Corrientes – means back in Argentina


In Lonely Planet they write, that Corrientes is not a backpackers city because it’s expensive (true) and it’s hard to fall in love with it. I’ve been trying to love it, but it didn’t work out. First I had to walk 3 km to the city on a sidewalk of a huge street, because I did not have coins for a bus (no coins = no ride), then I got such a strong direa that I’ve been running and begging people to let me use their toilet (shit happens). But it’s not all. I went to the park – full of rubbish, then to the seaside – full of rubbish, all the museums were closed (on a week day). The thing is that everything is closed between 12 – 5 pm. I managed to see the city within 2h and decided to eat something. That’s how I got myself out of two places. I ordered the food and wanted to get internet access, but as soon as my plate was empty (still had some coke though) they asked me to order some more or otherwise leave — opus. The same story happened in another place. What can I say – I take showers and wash clothes, so it couldn’t be a bad smell. Plus, I’m a nice country girl so no idea what the problem was..

Iguazu

Ticket for a night bus from Buenos Aires to Iguazu — 422peso
Dorm with 9 guys within (means man room again, i’m definitely growing my hair) — 40 peso
Sandwich plus coke in supermarket — 10 peso
Entrance ticket to the park — fucking pricy.



They have this disgusting manner in Argentina to bump prices for non-Argentinians, better – for those from outside of South America prices get even higher. We’re not complaining over few pesos. Compare 20 for lucky ones and 100 for gringos, because we’re all gringos. There was time when darker skin was discriminated, nowadays I’m paying for being white.

People were saying Iguazu falls is something you have to see for yourself and I do listen to people. Sometimes I listen a bit less, because they have too much to say in a moment when I can’t be bothered.

I’ve met some polish guys, you can meet us anywhere nowadays, how cool is that!

Buenos Aires

We were sitting over a beer, cooling down after a hot day, fighting with mosquitos and sharing stories who was robbed when and where. There was only one rule – it had to take a place in South America. Guys had quite few stories – australian was robbed twice on the same street (one of main streets in Buenos), one time they tightened a rope around his neck, second time he got threatened by a finger that was supposed to be a gun so eventually he refused to give his cash away, other guy got his eyes sprayed with pepper gas.




That was the evening, and during the sun hours I was walking around the city with everything I own on my back. To be a better target, I was walking with a cup from Starbucks, I drank mate with homeless in park, I was answering every provocation and approaching anyone who called me. It’s probably just the longing for T. My misery had to be visible, because no one wanted my money and everyone was willing to listen about T.
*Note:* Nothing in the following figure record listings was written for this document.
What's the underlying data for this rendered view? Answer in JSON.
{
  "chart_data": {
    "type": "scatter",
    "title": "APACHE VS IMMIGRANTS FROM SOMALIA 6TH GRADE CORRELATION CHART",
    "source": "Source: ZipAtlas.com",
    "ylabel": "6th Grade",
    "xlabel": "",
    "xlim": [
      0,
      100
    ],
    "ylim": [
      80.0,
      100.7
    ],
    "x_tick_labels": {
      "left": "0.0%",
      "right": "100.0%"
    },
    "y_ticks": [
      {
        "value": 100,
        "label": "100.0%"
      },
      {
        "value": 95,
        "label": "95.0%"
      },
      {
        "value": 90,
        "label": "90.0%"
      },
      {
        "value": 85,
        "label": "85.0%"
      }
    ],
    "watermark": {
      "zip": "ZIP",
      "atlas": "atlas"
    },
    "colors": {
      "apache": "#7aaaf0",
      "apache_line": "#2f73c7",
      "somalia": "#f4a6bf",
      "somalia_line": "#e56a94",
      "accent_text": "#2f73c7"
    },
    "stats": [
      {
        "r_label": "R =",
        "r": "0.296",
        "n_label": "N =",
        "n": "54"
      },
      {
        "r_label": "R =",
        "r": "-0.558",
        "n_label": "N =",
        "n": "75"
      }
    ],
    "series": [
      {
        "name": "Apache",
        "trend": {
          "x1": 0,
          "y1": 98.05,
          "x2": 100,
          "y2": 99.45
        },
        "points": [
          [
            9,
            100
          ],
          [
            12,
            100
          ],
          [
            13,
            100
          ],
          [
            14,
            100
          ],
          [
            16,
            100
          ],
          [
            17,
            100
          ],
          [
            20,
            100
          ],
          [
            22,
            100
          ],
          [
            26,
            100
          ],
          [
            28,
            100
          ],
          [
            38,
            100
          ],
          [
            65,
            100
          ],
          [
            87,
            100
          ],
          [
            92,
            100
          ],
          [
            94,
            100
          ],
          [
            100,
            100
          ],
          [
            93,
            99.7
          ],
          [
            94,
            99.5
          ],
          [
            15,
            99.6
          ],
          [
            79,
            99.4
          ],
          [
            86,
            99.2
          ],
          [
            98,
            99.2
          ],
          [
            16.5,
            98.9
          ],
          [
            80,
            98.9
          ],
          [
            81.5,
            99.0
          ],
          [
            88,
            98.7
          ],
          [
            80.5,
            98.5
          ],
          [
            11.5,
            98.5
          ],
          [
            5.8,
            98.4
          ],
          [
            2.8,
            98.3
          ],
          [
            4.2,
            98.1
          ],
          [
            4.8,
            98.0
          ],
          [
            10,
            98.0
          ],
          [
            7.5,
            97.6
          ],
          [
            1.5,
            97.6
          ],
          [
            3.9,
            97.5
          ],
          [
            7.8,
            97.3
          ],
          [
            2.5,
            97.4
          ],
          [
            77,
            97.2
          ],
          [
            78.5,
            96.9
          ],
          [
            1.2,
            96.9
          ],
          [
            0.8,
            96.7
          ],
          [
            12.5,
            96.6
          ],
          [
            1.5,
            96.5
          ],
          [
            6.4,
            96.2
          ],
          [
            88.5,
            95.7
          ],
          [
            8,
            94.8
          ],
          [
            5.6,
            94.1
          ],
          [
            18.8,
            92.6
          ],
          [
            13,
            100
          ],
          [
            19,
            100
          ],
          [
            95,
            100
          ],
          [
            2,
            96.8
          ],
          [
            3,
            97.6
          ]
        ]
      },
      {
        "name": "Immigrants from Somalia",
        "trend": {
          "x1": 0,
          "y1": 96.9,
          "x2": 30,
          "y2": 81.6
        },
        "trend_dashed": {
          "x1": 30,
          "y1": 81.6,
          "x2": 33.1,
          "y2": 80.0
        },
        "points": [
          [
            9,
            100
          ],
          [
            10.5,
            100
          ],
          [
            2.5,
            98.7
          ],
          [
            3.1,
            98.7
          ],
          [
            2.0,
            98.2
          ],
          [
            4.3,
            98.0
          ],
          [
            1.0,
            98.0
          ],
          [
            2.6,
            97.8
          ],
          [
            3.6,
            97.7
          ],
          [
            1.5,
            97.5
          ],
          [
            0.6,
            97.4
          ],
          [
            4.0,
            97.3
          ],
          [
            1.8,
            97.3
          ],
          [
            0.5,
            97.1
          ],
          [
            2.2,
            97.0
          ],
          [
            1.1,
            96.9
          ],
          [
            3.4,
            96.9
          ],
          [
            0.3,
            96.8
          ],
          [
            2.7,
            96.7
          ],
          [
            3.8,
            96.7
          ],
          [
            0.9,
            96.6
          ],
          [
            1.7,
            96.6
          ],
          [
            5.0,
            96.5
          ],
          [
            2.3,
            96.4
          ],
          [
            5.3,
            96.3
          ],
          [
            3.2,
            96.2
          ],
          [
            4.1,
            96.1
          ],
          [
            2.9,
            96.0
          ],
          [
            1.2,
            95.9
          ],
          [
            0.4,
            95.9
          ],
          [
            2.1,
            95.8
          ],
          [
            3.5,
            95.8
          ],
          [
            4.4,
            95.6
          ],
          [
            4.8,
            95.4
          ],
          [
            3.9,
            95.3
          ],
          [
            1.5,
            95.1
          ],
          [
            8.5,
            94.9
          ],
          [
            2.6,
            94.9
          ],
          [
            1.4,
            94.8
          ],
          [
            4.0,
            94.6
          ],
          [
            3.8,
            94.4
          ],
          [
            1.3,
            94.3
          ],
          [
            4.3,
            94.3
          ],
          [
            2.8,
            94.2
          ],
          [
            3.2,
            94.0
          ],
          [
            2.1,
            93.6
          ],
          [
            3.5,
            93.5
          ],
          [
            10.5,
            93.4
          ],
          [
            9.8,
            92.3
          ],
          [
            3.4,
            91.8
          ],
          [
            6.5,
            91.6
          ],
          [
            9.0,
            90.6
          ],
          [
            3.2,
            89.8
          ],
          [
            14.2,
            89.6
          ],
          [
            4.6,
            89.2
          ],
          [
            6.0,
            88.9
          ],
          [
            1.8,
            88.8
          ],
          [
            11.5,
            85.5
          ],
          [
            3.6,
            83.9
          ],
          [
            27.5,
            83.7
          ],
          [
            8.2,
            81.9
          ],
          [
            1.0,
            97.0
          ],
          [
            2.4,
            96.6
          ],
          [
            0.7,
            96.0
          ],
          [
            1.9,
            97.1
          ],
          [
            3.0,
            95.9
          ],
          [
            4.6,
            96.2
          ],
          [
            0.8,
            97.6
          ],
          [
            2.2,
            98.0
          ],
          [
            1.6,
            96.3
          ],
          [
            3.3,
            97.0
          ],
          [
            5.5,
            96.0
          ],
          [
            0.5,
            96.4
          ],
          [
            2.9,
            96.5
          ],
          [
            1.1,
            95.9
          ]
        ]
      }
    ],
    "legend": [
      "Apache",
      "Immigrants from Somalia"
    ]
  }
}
I went for a steak to a strange pub. Waiters, in their 60’s, in white shirts, moving their hips when some music with a rhythm was coming from the radio. In front of me there was an older Argentinean sitting, we were smiling to each others while chewing meat.


I talked with a boy living on the street — he’s sleeping there on his couch — he said that I could also sleep there, but I went back to the hostel.

From Argentina to Uruguay

After a short visit in Mar del Plata I’m still all covered in sand like a schnitzel in bread crumbs. We’ve arrived in Buenos Aires. There are no tickets for night buses to Montevideo (Uruguay), I didn’t take a shower for few days. They haven’t played movies on our way to Buenos. They gave us a sweet goodies bag though. Still, I’d prefer a movie.



It’s 9pm, after long run tickets run it’s midnight. We setup our sleeping mat next to electricity socket, there is also free Wi-Fi available. I’m writing, T is either napping or having cigarets. After last bus leaves, there are only us and homeless left. We’re being passed and asked for money constantly. Even though we’re sleeping on bus terminal apparently we look wealthy. They say you look like you feel, and I feel great!

On our ferry to Montevideo we’re taking our first class seats (there was no economy ones left). They didn’t give us champagne, only seats were slightly more comfortable. After 3 hours we arrive to Colonia del Sacramento. It’s hot, we go for icecreams. Next we go for huge set of grilled meats. Sun disappears suddenly and we’re blessed by heavy rain. We set up our tent in rain. Hot water is available from 8pm and our camping bathroom resembles those ones from prisons – it’s a big open room with no door with pipes sticking out from the ceiling.